What if your request is manifestly unfounded or excessive?

Where a request is found to be manifestly unfounded or excessive, in particular because it is repetitive, a company can:

  • charge a reasonable fee taking into account the administrative costs of providing the information; or refuse to respond.
  • When a company refuses to respond to a request, they must explain why to the individual, informing them of their right to complain to the supervisory authority and to a judicial remedy without undue delay and at the latest within one month.

How should the information be provided?

Your identity must first be verified using ‘reasonable means’.

If the request is made electronically, the information should be provided in a commonly used electronic format.

The GDPR includes a best practice recommendation that, where possible, organisations should be able to provide remote access to a secure self-service system which would provide the individual with direct access to his or her information (Recital 63). This will not be appropriate for all organisations so the way you receive your data will vary.

To surmise:

It’s a lot to process but the aim is to give you more control over your data and the information that is stored by a organisation and how it is used.

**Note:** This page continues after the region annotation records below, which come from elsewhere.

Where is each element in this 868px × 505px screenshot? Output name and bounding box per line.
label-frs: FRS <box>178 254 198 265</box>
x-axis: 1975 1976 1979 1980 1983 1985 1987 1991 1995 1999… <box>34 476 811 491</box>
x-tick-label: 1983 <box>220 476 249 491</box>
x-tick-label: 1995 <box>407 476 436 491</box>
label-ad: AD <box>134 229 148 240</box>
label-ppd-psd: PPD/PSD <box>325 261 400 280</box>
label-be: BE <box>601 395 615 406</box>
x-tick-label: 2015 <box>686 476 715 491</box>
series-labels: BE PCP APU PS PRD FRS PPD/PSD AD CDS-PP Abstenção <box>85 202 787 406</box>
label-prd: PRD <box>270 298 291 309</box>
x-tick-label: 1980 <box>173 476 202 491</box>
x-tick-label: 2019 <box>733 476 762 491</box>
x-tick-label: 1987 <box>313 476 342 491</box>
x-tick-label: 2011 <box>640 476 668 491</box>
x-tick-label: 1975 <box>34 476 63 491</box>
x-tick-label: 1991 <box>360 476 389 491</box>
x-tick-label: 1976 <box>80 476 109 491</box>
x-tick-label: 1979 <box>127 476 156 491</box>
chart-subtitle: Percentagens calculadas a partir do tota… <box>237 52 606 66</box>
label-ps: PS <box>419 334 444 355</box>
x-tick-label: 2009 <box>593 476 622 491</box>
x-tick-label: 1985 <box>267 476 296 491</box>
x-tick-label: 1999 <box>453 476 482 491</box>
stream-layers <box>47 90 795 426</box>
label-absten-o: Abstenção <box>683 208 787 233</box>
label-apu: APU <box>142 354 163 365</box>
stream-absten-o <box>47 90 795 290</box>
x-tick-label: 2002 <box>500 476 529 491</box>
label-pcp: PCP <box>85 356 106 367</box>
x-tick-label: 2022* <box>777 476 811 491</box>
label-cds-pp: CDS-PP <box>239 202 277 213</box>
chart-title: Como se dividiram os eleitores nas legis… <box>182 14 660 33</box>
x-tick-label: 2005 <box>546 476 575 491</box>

This will hopefully stop or reduce the abuse and sharing of this data and in the long run stop those annoying unsolicited emails and phone calls that originate from within the EU/UK.

BUT, and it’s a big but, please don’t get your hopes up when it comes to annoying phishing/services/dating/bitcoin spam as they are usually sent from services and/or countries that will not regulate the selling or sharing of data.  The bottom line is if you are receiving this type of spam now then you will probably continue to do so.

In our case in relation to contractors, it is how we use your data so we can process your payroll and will only be used for specific, explicit and legitimate purposes.  Always make sure when physically or digitally signing any contract that you pay attention to any information that pertains to your data and how it is used.

Note: most of this information was gathered from various sources on the web with my main source being ICO (Information Commissioners Office) which is a good place to start if you wish to make a claim.